After years of chatter about the magic we will be able to unlock with 5G networks, this chip shortage is now the one thing standing in between us realizing it. The chip shortages also have impacted handheld tech, just as production is ramping up for 5G enabled devices, such as Apple's iPhone 12, the Samsung Galaxy, hotspots, or other devices.
Apple, which recently reported a blowout $111 billion quarter, told analysts it didn’t have enough supply of its new iPhones to meet demand. CEO Tim Cook told Reuters that “semiconductors are very tight,” and reports that the record sales could’ve been even better if there was enough supply.
🏆 The Winner: Semiconductor Manufacturing
While there are no doubt losers from the chip shortage, there are also some big winners. Global semiconductor sales are also rising with demand, and the companies that can deliver will succeed. Four companies stand out as having the strongest position to benefit from the shortage: Taiwan Semiconductor Manufacturing Co., NVIDIA Corp, Advanced Micro Devices Inc, and Ambarella Inc.

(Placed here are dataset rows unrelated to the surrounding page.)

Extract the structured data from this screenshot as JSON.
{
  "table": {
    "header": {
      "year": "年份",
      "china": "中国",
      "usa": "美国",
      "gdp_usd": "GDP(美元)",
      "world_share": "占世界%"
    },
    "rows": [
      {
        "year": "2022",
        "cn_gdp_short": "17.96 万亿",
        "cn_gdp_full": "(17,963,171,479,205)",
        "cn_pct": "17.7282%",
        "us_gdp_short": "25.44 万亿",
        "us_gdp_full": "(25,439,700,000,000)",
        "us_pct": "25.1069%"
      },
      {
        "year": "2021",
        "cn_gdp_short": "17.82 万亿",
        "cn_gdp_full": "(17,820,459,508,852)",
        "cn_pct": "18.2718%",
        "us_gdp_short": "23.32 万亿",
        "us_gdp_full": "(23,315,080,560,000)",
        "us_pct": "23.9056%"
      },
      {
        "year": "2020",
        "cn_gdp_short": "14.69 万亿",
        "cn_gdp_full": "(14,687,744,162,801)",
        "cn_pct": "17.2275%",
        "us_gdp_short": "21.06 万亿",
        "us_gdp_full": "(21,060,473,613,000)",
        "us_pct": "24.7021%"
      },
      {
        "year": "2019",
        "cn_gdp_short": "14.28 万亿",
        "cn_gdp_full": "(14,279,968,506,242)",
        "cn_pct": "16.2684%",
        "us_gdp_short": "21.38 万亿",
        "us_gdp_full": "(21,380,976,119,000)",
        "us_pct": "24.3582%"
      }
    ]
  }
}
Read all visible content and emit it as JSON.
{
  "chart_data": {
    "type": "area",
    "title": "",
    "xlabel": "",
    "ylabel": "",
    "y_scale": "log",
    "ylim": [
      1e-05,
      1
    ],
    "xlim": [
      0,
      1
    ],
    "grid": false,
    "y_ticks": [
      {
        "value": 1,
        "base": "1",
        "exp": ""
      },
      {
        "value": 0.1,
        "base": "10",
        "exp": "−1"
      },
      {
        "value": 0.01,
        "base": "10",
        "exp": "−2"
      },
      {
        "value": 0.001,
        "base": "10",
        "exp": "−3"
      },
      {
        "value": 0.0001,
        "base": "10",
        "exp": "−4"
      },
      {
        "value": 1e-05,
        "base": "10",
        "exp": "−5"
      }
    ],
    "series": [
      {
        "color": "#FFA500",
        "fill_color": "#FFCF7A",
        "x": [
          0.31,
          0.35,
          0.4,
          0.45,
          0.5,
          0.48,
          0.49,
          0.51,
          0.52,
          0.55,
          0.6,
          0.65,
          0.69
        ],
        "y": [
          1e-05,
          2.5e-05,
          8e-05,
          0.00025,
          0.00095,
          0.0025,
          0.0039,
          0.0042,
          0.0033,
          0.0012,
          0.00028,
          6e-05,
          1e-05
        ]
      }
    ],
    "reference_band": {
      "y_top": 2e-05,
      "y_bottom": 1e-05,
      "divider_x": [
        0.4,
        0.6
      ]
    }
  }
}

Taiwan Semiconductor Manufacturing (TSM) is the largest dedicated integrated circuit foundry, and analysts expect earnings to grow more than 18% this year and Taiwan has asked TSMC to prioritize meeting auto chip demand. Advanced Micro Devices is also positioned to capitalize on the tech boom, with customers like Microsoft and Google relying on them for gadget components. NVIDIA and Ambarella round out the group, manufacturing high-quality graphics processing units (GPUs) and systems on a chip (SoCs) that are necessary for modern gaming and AI applications.
With a surge in demand for electric vehicles and gadget sales still growing, these four stocks could be the best way to play the 2021 chip shortage.
🛠 The Fix
With existing manufacturing running at capacity but building factories more is not a simple matter. It takes about 18 to 24 months for a plant to open after they break ground, and even once you've built one, you have to tune it and get the yield up, which also takes a bit of time.
This might also be an opportunity to diversify our chip manufacturing. Economists estimate two Asian nations, Taiwan and South Korea, account for 83% of global production of processor chips and 70% of memory chips. Like Opec was for oil, Taiwan and South Korea are near monopoly producers of chips, and left unchecked, their market share is set to grow further.
This has raised concern in the States, where one lobby group calling the current crisis the "canary in the coal mine" for future supply-line shortages. And a group of 15 senators have written to President Biden urging him to take action to "incentivize the domestic production of semiconductors in the future".
Word of the Day
(n) A manufacturing method where the production process only begins when a customer places an order, and inventory stock is only delivered as-needed.
Companies use this strategy to increase efficiency and decrease waste by receiving goods only as they need them for the production process, saving on inventory costs. However, this method requires producers to forecast demand and supply very accurately.